In my python interperter I get:

>>> torch.__version__
'2.2.2'
>>> torch.cuda.is_available()
True

But, if I run:

>>> torch.cuda.current_device()
# long traceback
RuntimeError: device >= 0 && device < num_gpus INTERNAL ASSERT FAILED at "/opt/conda/conda-bld/pytorch_1711403380481/work/aten/src/ATen/cuda/CUDAContext.cpp":50, please report a bug to PyTorch. device=1, num_gpus=
# long traceback

I will put the full error below. I am not sure what to do here? I used to run some models with tensorflow that required me to do something like

export CUDA_VISIBLE_DEVICES=MIG-e343b8ed-9408-52cc-90b7-683cf8ec07f0

Before I could run any jobs, usually in a format like this, inside a .sh script:

export CUDA_VISIBLE_DEVICES=MIG-8ad5411d-a2b7-5a4c-9d7e-d973c6c03b08
source activate dd-nvi
python -u progressive_docking_2.py 

I tried to do the same thing here, in terminal I passed:

export CUDA_VISIBLE_DEVICES=MIG-e343b8ed-9408-52cc-90b7-683cf8ec07f0

Then echo:

echo $CUDA_VISIBLE_DEVICES
MIG-e343b8ed-9408-52cc-90b7-683cf8ec07f0

Now I could run

>>> import torch
>>> torch.cuda.is_available()
True
>>> torch.cuda.current_device()
0
>>> torch.cuda.get_device_name(0)
'NVIDIA A100 80GB PCIe MIG 1g.10gb'

This all looks correct. I can now move a tensor to device:

>>> X_train = torch.FloatTensor([0., 1., 2.])
>>> X_train = X_train.to("cuda")

However, I can seem to actually use this environment in a jupyter notebook on this server, because I get the error regarding CUDA call failed. I’ve tried setting stuff like this

!export CUDA_VISIBLE_DEVICES=MIG-e343b8ed-9408-52cc-90b7-683cf8ec07f0

But it doesn’t seem to do anything as I can’t echo it back (but I can echo test, see the space between them in the output, indicating $CUDA_VISIBLE_DEVICES is empty.)
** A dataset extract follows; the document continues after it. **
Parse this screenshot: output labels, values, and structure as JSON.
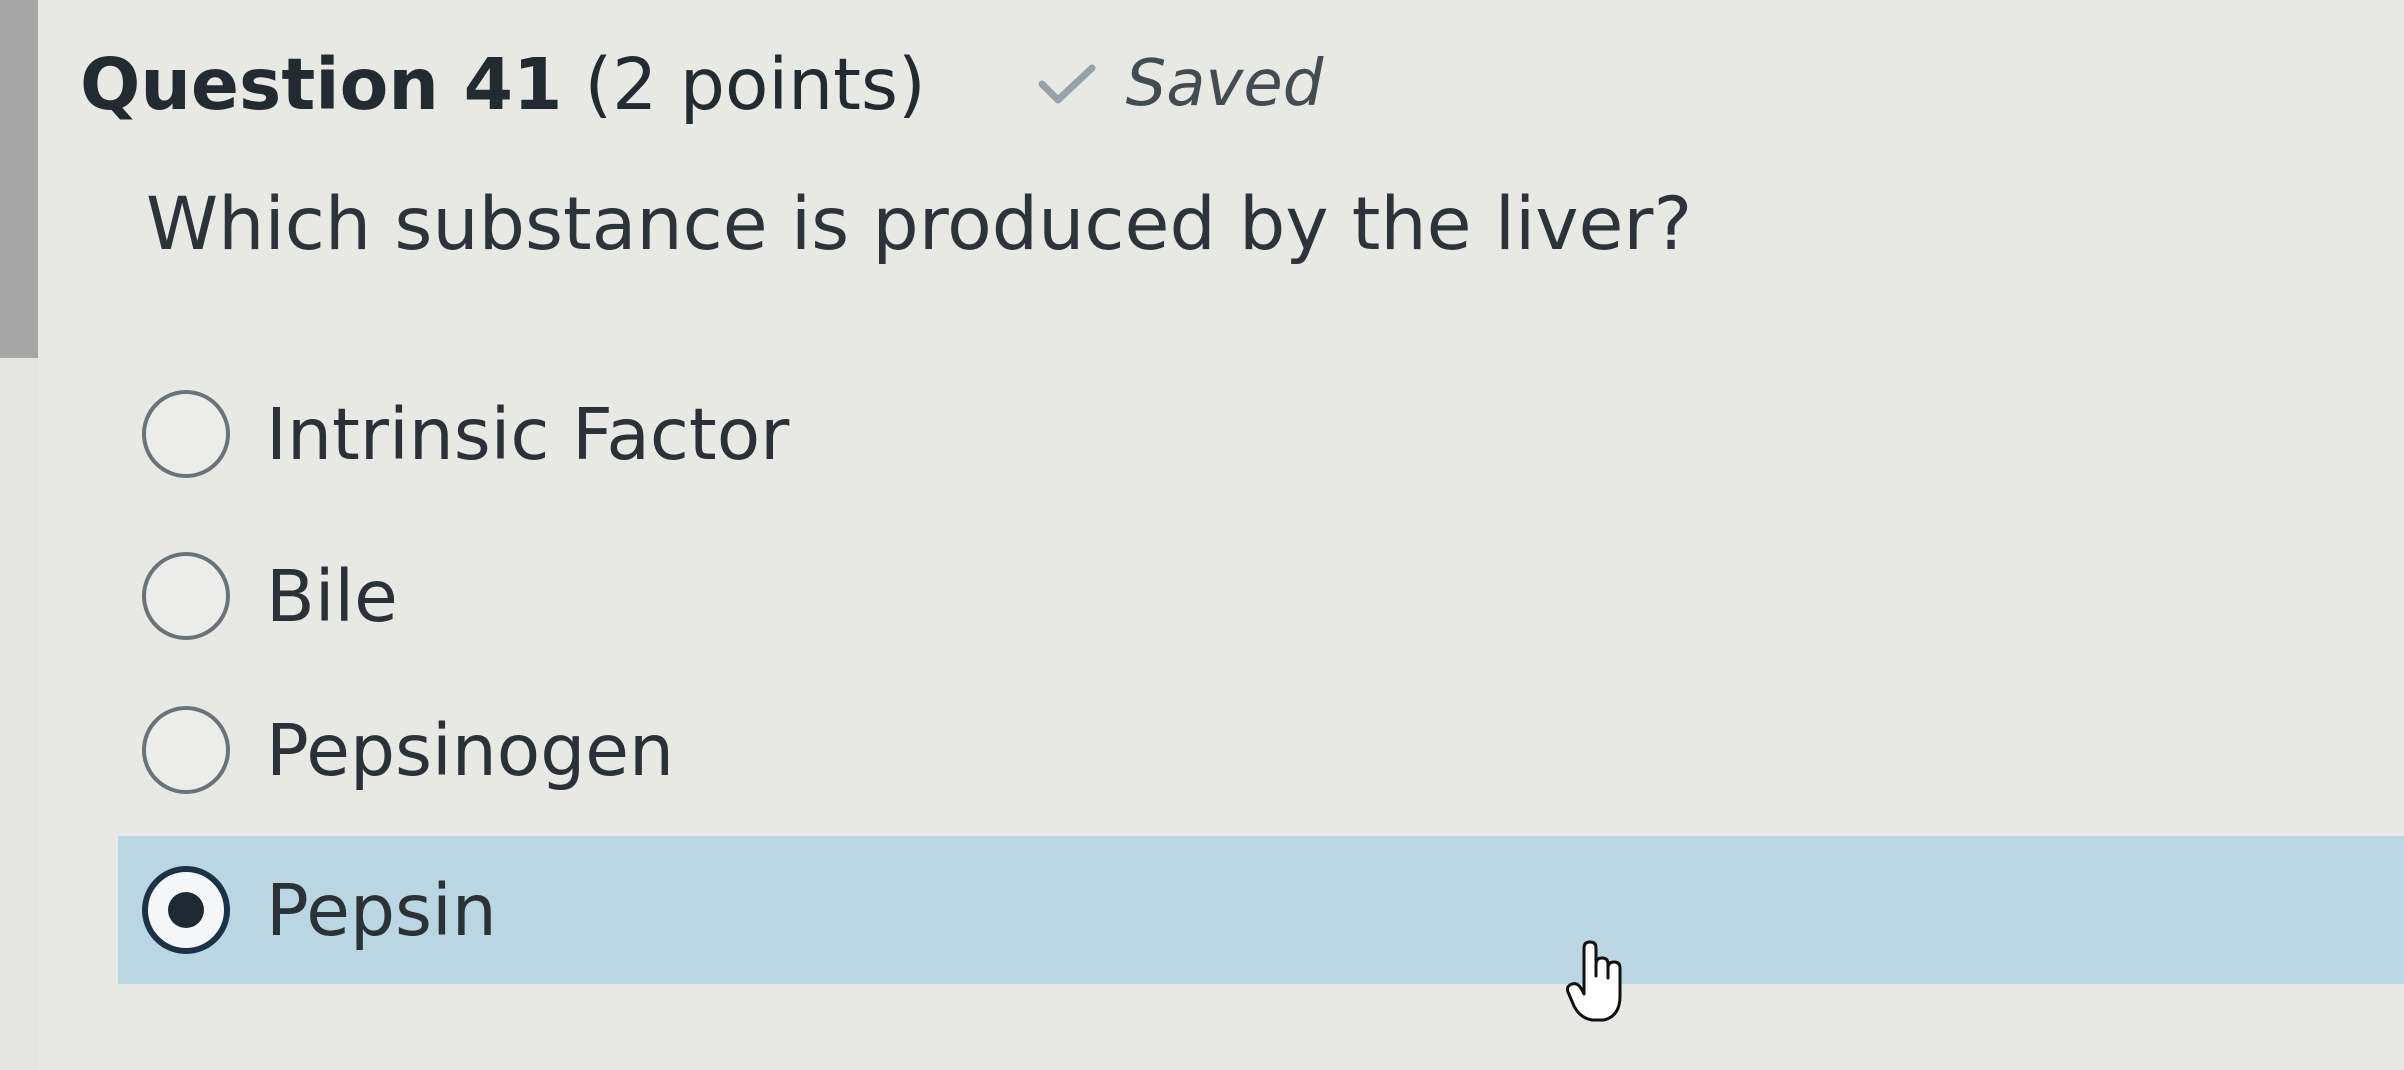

And so now when I get to the part of my code that does something with CUDA, it fails with that same CUDA call failed error

(edit: I can only embed one image so I guess I can’t share that line, I am doing this):

X_train = X_train.to(device)

X_test = X_test.to(device)

y_train = y_train.float().to(device)

y_test = y_test.float().to(device)
RuntimeError: device >= 0 && device < num_gpus INTERNAL ASSERT FAILED at "/opt/conda/conda-bld/pytorch_1711403380481/work/aten/src/ATen/cuda/CUDAContext.cpp":50, please report a bug to PyTorch. device=1, num_gpus= The above exception was the direct cause of the following exception: DeferredCudaCallError Traceback (most recent call last) Cell In[27], [line 3](vscode-notebook-cell:?execution_count=27&line=3) [1](vscode-notebook-cell:?execution_count=27&line=1) # %% ----> [3](vscode-notebook-cell:?execution_count=27&line=3) X_train = X_train.to(device) [4](vscode-notebook-cell:?execution_count=27&line=4) X_test = X_test.to(device) [5](vscode-notebook-cell:?execution_count=27&line=5) y_train = y_train.float().to(device)

I am really stuck as to what I am supposed to do here. I tried to be thorough about following a bunch of tutorials before getting here and my models are running (slowly) on my local Mac using MPS. I’ve gotten TensorFlow to work on this server before so I have a little experience but out of ideas.

You could either export CUDA_VISIBLE_DEVICES pointing to the desired MIG slice globally or disable MIG allowing PyTorch to see all devices.